After nearly five years of expectations, Nigeria’s Federal Government will finally hold an oil licensing bid round this year, Director of Department of Petroleum Resources (DPR), Mr. Osten Olorunsola, has given a firm assurance.
This will also be the first bid round to be conducted by the President Goodluck Jonathan administration.
The Federal Government had shelved its plans to conduct bid rounds in 2009 and 2010 due to the non-passage of the Petroleum Industry Bill (PIB), coupled with pending cases before the courts and arbitration involving multinational oil companies and the government.
These cases, which had to do with the Production Sharing Contracts governing some oil fields, are yet to be thrashed out.
Olorunsola, who spoke at an interactive session with journalists at the weekend, said details of the proposed bid round and the exact date for the exercise would be announced later.
The DPR Director, who is also the Chairman of the Technical Sub-Committee on the PIB, said harmonisation of the various versions of the bill was at an advanced stage.
The committee was recently set up by the Petroleum Minister, Mrs. Diezani Alison-Madueke, to review all versions of the draft bill before the National Assembly to facilitate its quick passage into law.
He said to shore up Nigeria’s oil production, about 38 oil rig licences were issued in 2011 by the agency, leading to the drilling of three exploration wells and 93 development wells.
He revealed that the reserve value for oil as at January 1, 2011 was 31.219 billion barrels, condensate 5.314 billion barrels, while total gas reserve was 182.3 trillion cubic feet (tcf).
“Thirty-eight rig licences were issued leading to the drilling of three exploratory and 93 development wells in 2011. This contributed to an incremental production of 120 KBD (thousand barrels per day) of crude oil in 2011. Reserve values as at January 1, 2011 were 31.219 billion barrels for oil, 5.314 billion barrels for condensate and Total Reserve for Gas, 182.3tcf,” he said.
In the area of downstream performance, he said one licence to operate a 1,000 barrels per day diesel extraction plant was granted to a private company, while six licences for various refinery projects had been issued, which are at various stages of development.
Oil licensing rounds of 2005, 2006 and 2007 saw some efforts at replacing the former discretionary award procedures with a more open and competitive process.
However, the bid rounds were fraught with complaints of irregularities, prompting the Federal Government to revoke some oil blocks awarded during the bidding rounds.

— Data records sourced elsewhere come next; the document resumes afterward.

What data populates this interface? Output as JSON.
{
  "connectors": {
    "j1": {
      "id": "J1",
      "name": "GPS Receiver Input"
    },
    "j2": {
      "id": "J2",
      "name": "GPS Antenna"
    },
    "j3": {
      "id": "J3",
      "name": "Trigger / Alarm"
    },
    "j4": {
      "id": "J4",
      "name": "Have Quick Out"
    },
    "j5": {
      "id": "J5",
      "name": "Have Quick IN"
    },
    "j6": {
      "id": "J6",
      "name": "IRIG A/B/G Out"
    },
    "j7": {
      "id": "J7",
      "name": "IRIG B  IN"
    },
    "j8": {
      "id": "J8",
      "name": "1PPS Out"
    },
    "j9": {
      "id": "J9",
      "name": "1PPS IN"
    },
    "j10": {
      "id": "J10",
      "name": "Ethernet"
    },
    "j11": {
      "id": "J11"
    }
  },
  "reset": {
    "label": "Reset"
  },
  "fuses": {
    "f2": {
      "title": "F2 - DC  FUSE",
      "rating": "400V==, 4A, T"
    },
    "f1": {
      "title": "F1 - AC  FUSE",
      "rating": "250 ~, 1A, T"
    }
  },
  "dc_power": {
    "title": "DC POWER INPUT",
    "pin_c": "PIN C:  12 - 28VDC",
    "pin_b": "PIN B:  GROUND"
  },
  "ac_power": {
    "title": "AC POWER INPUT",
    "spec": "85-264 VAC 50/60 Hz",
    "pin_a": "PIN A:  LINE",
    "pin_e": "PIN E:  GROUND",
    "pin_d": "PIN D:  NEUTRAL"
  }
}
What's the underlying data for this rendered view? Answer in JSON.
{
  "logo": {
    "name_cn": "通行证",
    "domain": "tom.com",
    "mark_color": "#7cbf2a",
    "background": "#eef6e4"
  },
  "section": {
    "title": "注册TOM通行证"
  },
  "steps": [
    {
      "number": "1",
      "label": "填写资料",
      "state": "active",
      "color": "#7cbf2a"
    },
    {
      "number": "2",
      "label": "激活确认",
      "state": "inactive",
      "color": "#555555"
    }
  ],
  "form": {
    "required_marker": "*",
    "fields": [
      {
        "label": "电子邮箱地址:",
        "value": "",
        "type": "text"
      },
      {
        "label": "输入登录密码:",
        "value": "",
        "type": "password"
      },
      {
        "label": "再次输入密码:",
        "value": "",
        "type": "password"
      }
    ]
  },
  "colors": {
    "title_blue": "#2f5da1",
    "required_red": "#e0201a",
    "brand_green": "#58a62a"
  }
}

For instance, the Oil Prospecting Licences (OPL) awarded to the Korean National Oil Company after the 2005 bidding round, OPLs 321 and 323, were revoked by the Federal Government in January 2009. The court later quashed the revocation.
Oil majors – Shell, Chevron, Mobil and Agip – did not participate in the 2007 bidding round, which held in the twilight of former President Olusegun Obasanjo’s administration.
In the 2005 bid round, only 30 of the 77 auctioned blocks were awarded to new Nigerian players. Awards were made to Asian oil companies that controversially secured rights of first refusal over some of the prolific oil blocks in exchange for commitment to invest in Nigerian infrastructure projects.
In the 2006 bid round, 18 oil blocks were auctioned and government earned around $292 million in signature bonuses.
Only companies willing to invest significantly in the country’s infrastructure development projects and power structure were pre-qualified to participate.
The blocks that were offered included those from the 2005 bid round, which had not been awarded and others that were voluntarily relinquished by their operators.
The Federal Government raised around $266 million in signature bonuses during the last bid round held in 2007.
Although the bid round attracted the largest Nigerian participation, complaints of irregularities had prompted government to set up an investigative panel in June 2008 to review the bid round.
The probe was extended to the 2005 and 2006 bid rounds, consequent upon which some of the oil blocks awards were invalidated.